Letter from the Editors
When we first decided on the topic of this issue – our 5th, which feels like a milestone – bringing it up in casual conversation with colleagues, we were naturally met with the response: “That’s a big topic”.
It is a big one. And one with a growing presence in the art ecosystem. Some references that appeared in our initial research included articles such as ”Art in Solidarity with Itself” in Arts of the Working Class (2021), “The Artworld’s Crisis of Solidarity in Art Review (2020), and “How Can Art Support Solidarity Movements” in Frieze (2019); as well as the exhibition “Actions of Art and Solidarity” at Kunstnernes Hus in Oslo (2021); and the corresponding publication Art and Solidarity Reader published by Valiz (2022), to name a few.
As might be expected, Documenta Fifteen has also become central to conversations around solidarity and art over the past few months – it’s mentioned in several instances in this issue, though each with a different focus: whether on the approach to curating, childcare, or friendship. The label of friendship itself is also considered within a systemic/institutional context here: in its potential to be weaponized and alternatively perceived as weapon or threat, in texts by Linnéa Bake, and Jasper Westhaus.
Linnéa’s contribution also takes a publication as its point of departure, just as Maya Wallis – who joined us for a residency last summer – offers a review of a collaborative publishing project of her own. This again brings us back to Documenta Fifteen: namely, to its lumbung of Publishers, which offered independent publishers the opportunity to share knowledge and build a lasting network. And as independent publishers ourselves, it makes us reflect on our own networks and ways of working, and how solidarity might be practiced in this context.
Of course, the sharing of resources and knowledge is deeply embedded in independent publishing practices in ways both direct and indirect. After attending our first publishing fair in 2019, we were pleasantly surprised by the supportive environment and the sense of community we encountered there: from exchanging books with other publishers to looking after each other’s tables during a much-needed break. It has even led to lasting connections and friendships in both our personal and professional lives.
It is even in the fiber of this print issue: We recently implemented a new font – Inconstant Regular – online and in print, which is offered free of charge by Dyslexia Scotland and was developed together with designer Daniel Brokstad in order to offer a font that is accessible, appealing and readily available for publishing and design projects. Riso-printing itself we learned last year with the help of our friend Rada Nastai of Bruise Studio. And then there are our friends and colleagues (e.g., Celia Stroom and Maya Wallis) who have kindly offered to facilitate stocking our issues in bookshops from Newcastle to Athens. Or paper positions berlin and She BAM! Galerie Laetitia Gorsy in Leipzig, which have so kindly supported us again and again along this journey.
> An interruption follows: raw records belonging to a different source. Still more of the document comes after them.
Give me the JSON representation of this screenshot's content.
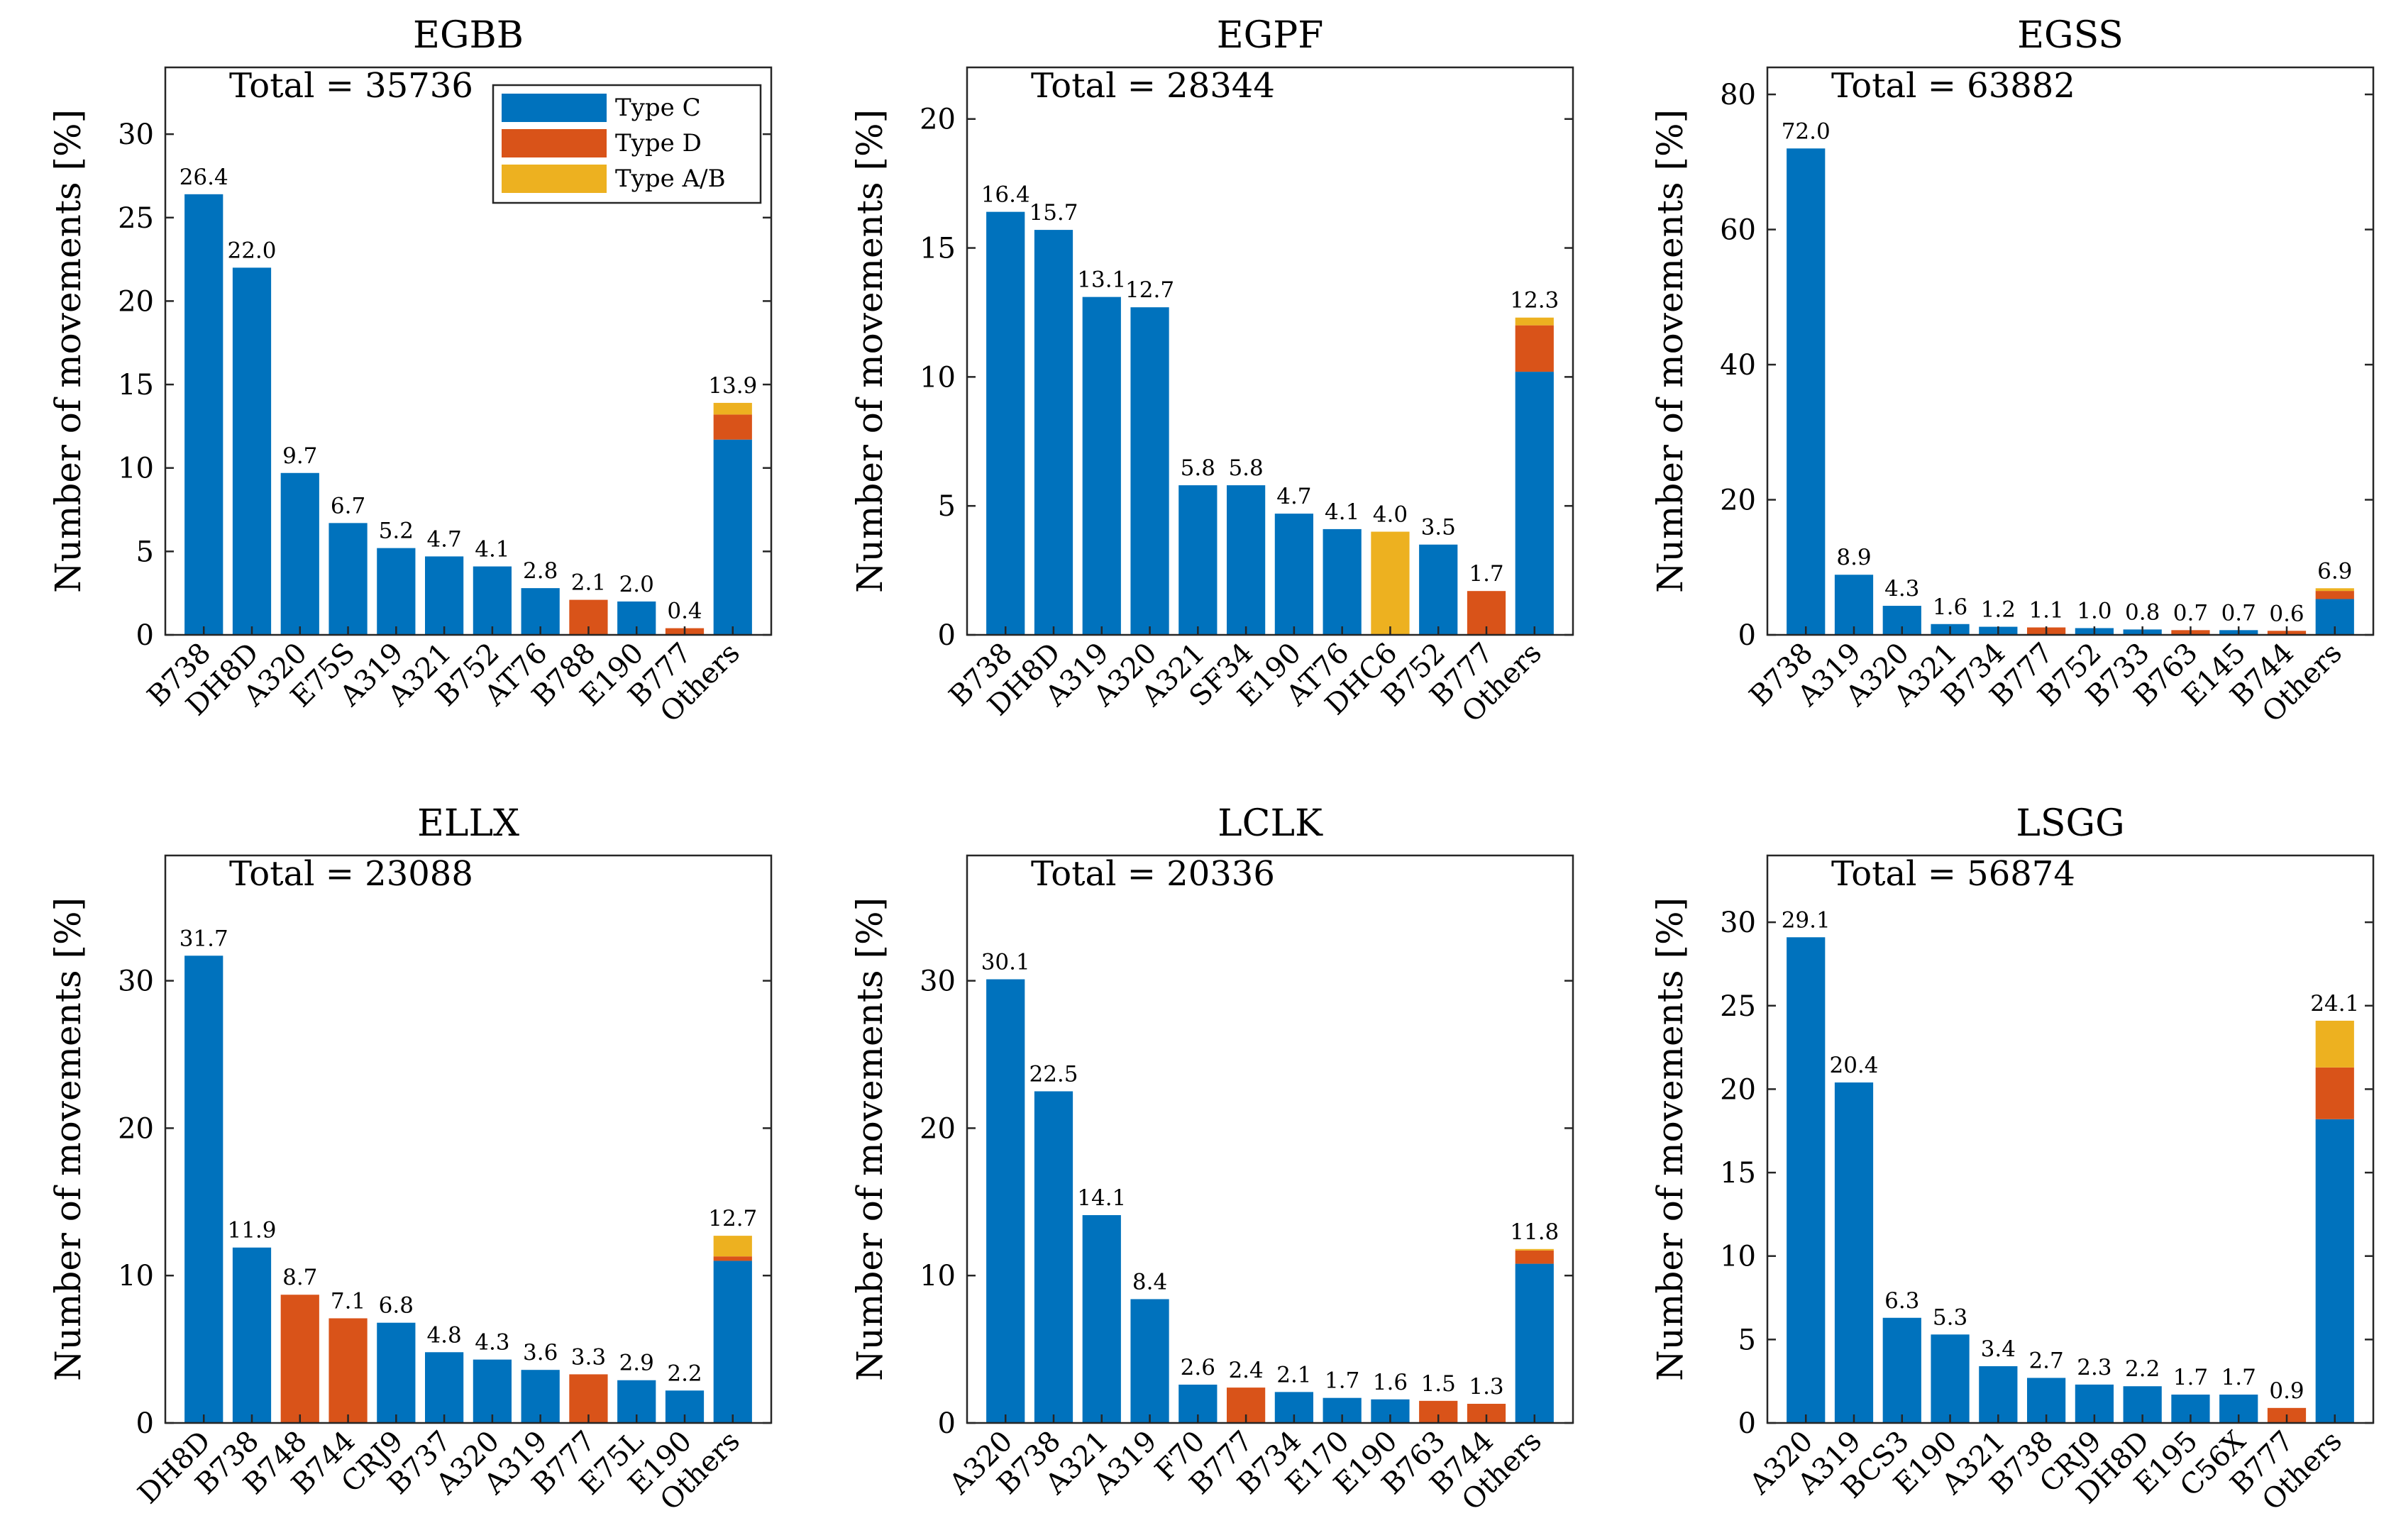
{
  "colors": {
    "type_c": "#0072BD",
    "type_d": "#D95319",
    "type_ab": "#EDB120"
  },
  "legend": {
    "labels": [
      "Type C",
      "Type D",
      "Type A/B"
    ]
  },
  "ylabel": "Number of movements [%]",
  "total_prefix": "Total = ",
  "chart_data": [
    {
      "type": "bar",
      "title": "EGBB",
      "total": "35736",
      "ylim": [
        0,
        34
      ],
      "yticks": [
        0,
        5,
        10,
        15,
        20,
        25,
        30
      ],
      "categories": [
        "B738",
        "DH8D",
        "A320",
        "E75S",
        "A319",
        "A321",
        "B752",
        "AT76",
        "B788",
        "E190",
        "B777",
        "Others"
      ],
      "labels": [
        "26.4",
        "22.0",
        "9.7",
        "6.7",
        "5.2",
        "4.7",
        "4.1",
        "2.8",
        "2.1",
        "2.0",
        "0.4",
        "13.9"
      ],
      "series": [
        {
          "name": "Type C",
          "values": [
            26.4,
            22.0,
            9.7,
            6.7,
            5.2,
            4.7,
            4.1,
            2.8,
            0,
            2.0,
            0,
            11.7
          ]
        },
        {
          "name": "Type D",
          "values": [
            0,
            0,
            0,
            0,
            0,
            0,
            0,
            0,
            2.1,
            0,
            0.4,
            1.5
          ]
        },
        {
          "name": "Type A/B",
          "values": [
            0,
            0,
            0,
            0,
            0,
            0,
            0,
            0,
            0,
            0,
            0,
            0.7
          ]
        }
      ]
    },
    {
      "type": "bar",
      "title": "EGPF",
      "total": "28344",
      "ylim": [
        0,
        22
      ],
      "yticks": [
        0,
        5,
        10,
        15,
        20
      ],
      "categories": [
        "B738",
        "DH8D",
        "A319",
        "A320",
        "A321",
        "SF34",
        "E190",
        "AT76",
        "DHC6",
        "B752",
        "B777",
        "Others"
      ],
      "labels": [
        "16.4",
        "15.7",
        "13.1",
        "12.7",
        "5.8",
        "5.8",
        "4.7",
        "4.1",
        "4.0",
        "3.5",
        "1.7",
        "12.3"
      ],
      "series": [
        {
          "name": "Type C",
          "values": [
            16.4,
            15.7,
            13.1,
            12.7,
            5.8,
            5.8,
            4.7,
            4.1,
            0,
            3.5,
            0,
            10.2
          ]
        },
        {
          "name": "Type D",
          "values": [
            0,
            0,
            0,
            0,
            0,
            0,
            0,
            0,
            0,
            0,
            1.7,
            1.8
          ]
        },
        {
          "name": "Type A/B",
          "values": [
            0,
            0,
            0,
            0,
            0,
            0,
            0,
            0,
            4.0,
            0,
            0,
            0.3
          ]
        }
      ]
    },
    {
      "type": "bar",
      "title": "EGSS",
      "total": "63882",
      "ylim": [
        0,
        84
      ],
      "yticks": [
        0,
        20,
        40,
        60,
        80
      ],
      "categories": [
        "B738",
        "A319",
        "A320",
        "A321",
        "B734",
        "B777",
        "B752",
        "B733",
        "B763",
        "E145",
        "B744",
        "Others"
      ],
      "labels": [
        "72.0",
        "8.9",
        "4.3",
        "1.6",
        "1.2",
        "1.1",
        "1.0",
        "0.8",
        "0.7",
        "0.7",
        "0.6",
        "6.9"
      ],
      "series": [
        {
          "name": "Type C",
          "values": [
            72.0,
            8.9,
            4.3,
            1.6,
            1.2,
            0,
            1.0,
            0.8,
            0,
            0.7,
            0,
            5.3
          ]
        },
        {
          "name": "Type D",
          "values": [
            0,
            0,
            0,
            0,
            0,
            1.1,
            0,
            0,
            0.7,
            0,
            0.6,
            1.2
          ]
        },
        {
          "name": "Type A/B",
          "values": [
            0,
            0,
            0,
            0,
            0,
            0,
            0,
            0,
            0,
            0,
            0,
            0.4
          ]
        }
      ]
    },
    {
      "type": "bar",
      "title": "ELLX",
      "total": "23088",
      "ylim": [
        0,
        38.5
      ],
      "yticks": [
        0,
        10,
        20,
        30
      ],
      "categories": [
        "DH8D",
        "B738",
        "B748",
        "B744",
        "CRJ9",
        "B737",
        "A320",
        "A319",
        "B777",
        "E75L",
        "E190",
        "Others"
      ],
      "labels": [
        "31.7",
        "11.9",
        "8.7",
        "7.1",
        "6.8",
        "4.8",
        "4.3",
        "3.6",
        "3.3",
        "2.9",
        "2.2",
        "12.7"
      ],
      "series": [
        {
          "name": "Type C",
          "values": [
            31.7,
            11.9,
            0,
            0,
            6.8,
            4.8,
            4.3,
            3.6,
            0,
            2.9,
            2.2,
            11.0
          ]
        },
        {
          "name": "Type D",
          "values": [
            0,
            0,
            8.7,
            7.1,
            0,
            0,
            0,
            0,
            3.3,
            0,
            0,
            0.3
          ]
        },
        {
          "name": "Type A/B",
          "values": [
            0,
            0,
            0,
            0,
            0,
            0,
            0,
            0,
            0,
            0,
            0,
            1.4
          ]
        }
      ]
    },
    {
      "type": "bar",
      "title": "LCLK",
      "total": "20336",
      "ylim": [
        0,
        38.5
      ],
      "yticks": [
        0,
        10,
        20,
        30
      ],
      "categories": [
        "A320",
        "B738",
        "A321",
        "A319",
        "F70",
        "B777",
        "B734",
        "E170",
        "E190",
        "B763",
        "B744",
        "Others"
      ],
      "labels": [
        "30.1",
        "22.5",
        "14.1",
        "8.4",
        "2.6",
        "2.4",
        "2.1",
        "1.7",
        "1.6",
        "1.5",
        "1.3",
        "11.8"
      ],
      "series": [
        {
          "name": "Type C",
          "values": [
            30.1,
            22.5,
            14.1,
            8.4,
            2.6,
            0,
            2.1,
            1.7,
            1.6,
            0,
            0,
            10.8
          ]
        },
        {
          "name": "Type D",
          "values": [
            0,
            0,
            0,
            0,
            0,
            2.4,
            0,
            0,
            0,
            1.5,
            1.3,
            0.9
          ]
        },
        {
          "name": "Type A/B",
          "values": [
            0,
            0,
            0,
            0,
            0,
            0,
            0,
            0,
            0,
            0,
            0,
            0.1
          ]
        }
      ]
    },
    {
      "type": "bar",
      "title": "LSGG",
      "total": "56874",
      "ylim": [
        0,
        34
      ],
      "yticks": [
        0,
        5,
        10,
        15,
        20,
        25,
        30
      ],
      "categories": [
        "A320",
        "A319",
        "BCS3",
        "E190",
        "A321",
        "B738",
        "CRJ9",
        "DH8D",
        "E195",
        "C56X",
        "B777",
        "Others"
      ],
      "labels": [
        "29.1",
        "20.4",
        "6.3",
        "5.3",
        "3.4",
        "2.7",
        "2.3",
        "2.2",
        "1.7",
        "1.7",
        "0.9",
        "24.1"
      ],
      "series": [
        {
          "name": "Type C",
          "values": [
            29.1,
            20.4,
            6.3,
            5.3,
            3.4,
            2.7,
            2.3,
            2.2,
            1.7,
            1.7,
            0,
            18.2
          ]
        },
        {
          "name": "Type D",
          "values": [
            0,
            0,
            0,
            0,
            0,
            0,
            0,
            0,
            0,
            0,
            0.9,
            3.1
          ]
        },
        {
          "name": "Type A/B",
          "values": [
            0,
            0,
            0,
            0,
            0,
            0,
            0,
            0,
            0,
            0,
            0,
            2.8
          ]
        }
      ]
    }
  ]
}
This specific aspect of solidarity – engrained in the pages of a publication through all of the processes and parts that come together in its production – is even alluded to by Suzanne Dikker at the start of her text, which considers the topic from a material perspective. Continued Conversations… also begin their collaborative text by noting the ‘solid’ in solidarity – as requiring something concrete. But what comes through more and more, not just in their contribution but throughout the issue as a whole is that solidarity is far more difficult to pin down than that: solid yet fluid, maintained yet messy.
This issue, perhaps fittingly, has above all become a place of reflection and a collection of ideas: on what solidarity might mean in terms of artistic labor (Çağla Arıbal and Adam Walker), on how we might practice solidarity collectively even when we find ourselves on the outside (İpek Burçak), and on how small yet powerful opportunities for solidarity might go unnoticed in our everyday lives (Mya Berger).